Invasive fungal diseases are a leading cause of mortality among immunocompromised populations. Treatment is notoriously difficult due to the limited number of antifungal drugs as well as the emergence of drug resistance. Tamoxifen (TAM), a selective estrogen receptor modulator frequently used for the treatment of breast cancer, has been found to have antifungal activities and may be a useful addition to the agents used to treat fungal infectious diseases. However, the molecular mechanisms underlying its antifungal actions remain obscure. Here, we screened for mutations that confer sensitivity to azole antifungal drugs by using the fission yeast Schizosaccharomyces pombe as a model and isolated a mutant with a mutation in cls1 (ccr1), an allele of the gene encoding the NADPH-cytochrome P450 reductase Ccr1. We found that strains with a deletion of the ccr1 + gene exhibited hypersensitivities to various drugs, including antifungal drugs (azoles, terbinafine, micafungin), the immunosuppressor FK506, and the anticancer drugs TAM and 5-fluorouracil (5-FU). Unexpectedly, the overexpression of Ccr1 caused yeast cell resistance to TAM but not the other drugs tested here.
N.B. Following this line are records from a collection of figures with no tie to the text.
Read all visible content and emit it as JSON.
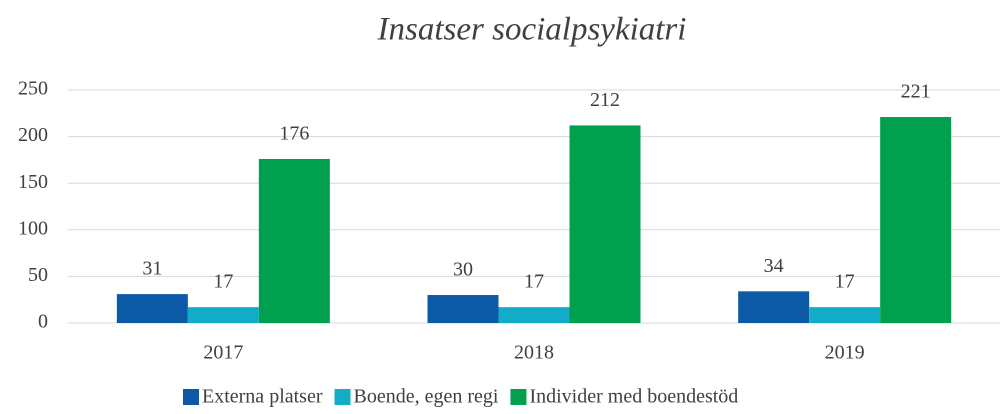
{
  "chart_data": {
    "type": "bar",
    "title": "Insatser socialpsykiatri",
    "categories": [
      "2017",
      "2018",
      "2019"
    ],
    "series": [
      {
        "name": "Externa platser",
        "color": "#0c5aa6",
        "values": [
          31,
          30,
          34
        ]
      },
      {
        "name": "Boende, egen regi",
        "color": "#12acc7",
        "values": [
          17,
          17,
          17
        ]
      },
      {
        "name": "Individer med boendestöd",
        "color": "#00a04f",
        "values": [
          176,
          212,
          221
        ]
      }
    ],
    "ylim": [
      0,
      250
    ],
    "yticks": [
      0,
      50,
      100,
      150,
      200,
      250
    ],
    "grid": true,
    "legend": "bottom"
  }
}
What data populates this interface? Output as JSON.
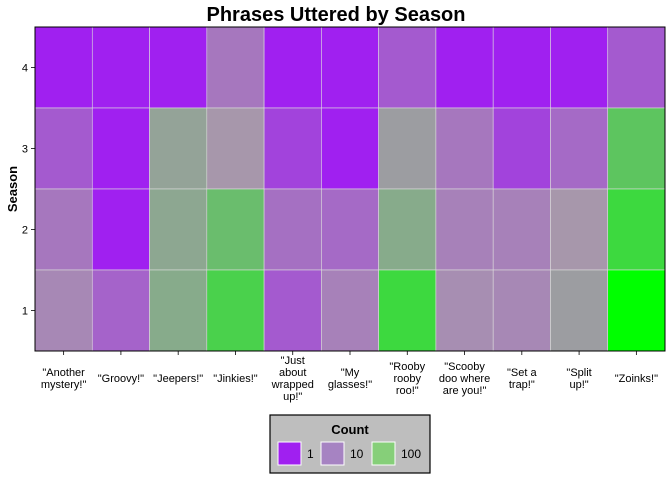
{
  "chart_data": {
    "type": "heatmap",
    "title": "Phrases Uttered by Season",
    "xlabel": "",
    "ylabel": "Season",
    "x_categories": [
      "\"Another mystery!\"",
      "\"Groovy!\"",
      "\"Jeepers!\"",
      "\"Jinkies!\"",
      "\"Just about wrapped up!\"",
      "\"My glasses!\"",
      "\"Rooby rooby roo!\"",
      "\"Scooby doo where are you!\"",
      "\"Set a trap!\"",
      "\"Split up!\"",
      "\"Zoinks!\""
    ],
    "x_tick_lines": [
      [
        "\"Another",
        "mystery!\""
      ],
      [
        "\"Groovy!\""
      ],
      [
        "\"Jeepers!\""
      ],
      [
        "\"Jinkies!\""
      ],
      [
        "\"Just",
        "about",
        "wrapped",
        "up!\""
      ],
      [
        "\"My",
        "glasses!\""
      ],
      [
        "\"Rooby",
        "rooby",
        "roo!\""
      ],
      [
        "\"Scooby",
        "doo where",
        "are you!\""
      ],
      [
        "\"Set a",
        "trap!\""
      ],
      [
        "\"Split",
        "up!\""
      ],
      [
        "\"Zoinks!\""
      ]
    ],
    "y_categories": [
      "1",
      "2",
      "3",
      "4"
    ],
    "color_scale": "log10",
    "cells": [
      {
        "season": "4",
        "values": [
          1,
          1,
          1,
          15,
          1,
          1,
          6,
          1,
          1,
          1,
          6
        ]
      },
      {
        "season": "3",
        "values": [
          6,
          1,
          60,
          40,
          3,
          1,
          50,
          15,
          3,
          10,
          200
        ]
      },
      {
        "season": "2",
        "values": [
          15,
          1,
          70,
          150,
          12,
          10,
          80,
          20,
          20,
          40,
          400
        ]
      },
      {
        "season": "1",
        "values": [
          25,
          8,
          80,
          300,
          6,
          20,
          400,
          30,
          25,
          50,
          1500
        ]
      }
    ],
    "legend": {
      "title": "Count",
      "position": "bottom",
      "entries": [
        {
          "label": "1",
          "color": "#a020f0"
        },
        {
          "label": "10",
          "color": "#a683c2"
        },
        {
          "label": "100",
          "color": "#86cf79"
        }
      ]
    },
    "colors": {
      "low": "#a020f0",
      "mid": "#a896ad",
      "high": "#00ff00",
      "panel_border": "#000000",
      "grid": "#dddddd"
    }
  }
}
Additionally, strains with a deletion of Ccr1 displayed pleiotropic phenotypes, including defects in cell wall integrity and vacuole fusion, enhanced calcineurin activity, as well as increased intracellular Ca2+ levels. Overexpression of the constitutively active calcineurin suppressed the drug-sensitive phenotypes of the Δccr1 cells. Notably, TAM treatment of wild-type cells resulted in pleiotropic phenotypes, similar to those of cells lacking Ccr1. Furthermore, TAM inhibited Ccr1 NADPH-cytochrome P450 reductase activities in a dose-dependent manner. Moreover, TAM treatment also inhibited the NADPH-cytochrome P450 reductase activities of Candida albicans and resulted in defective cell wall integrity. Collectively, our findings suggest that Ccr1 is a novel target of TAM and is involved in the antifungal activity of TAM by regulating cell wall integrity in fission yeast.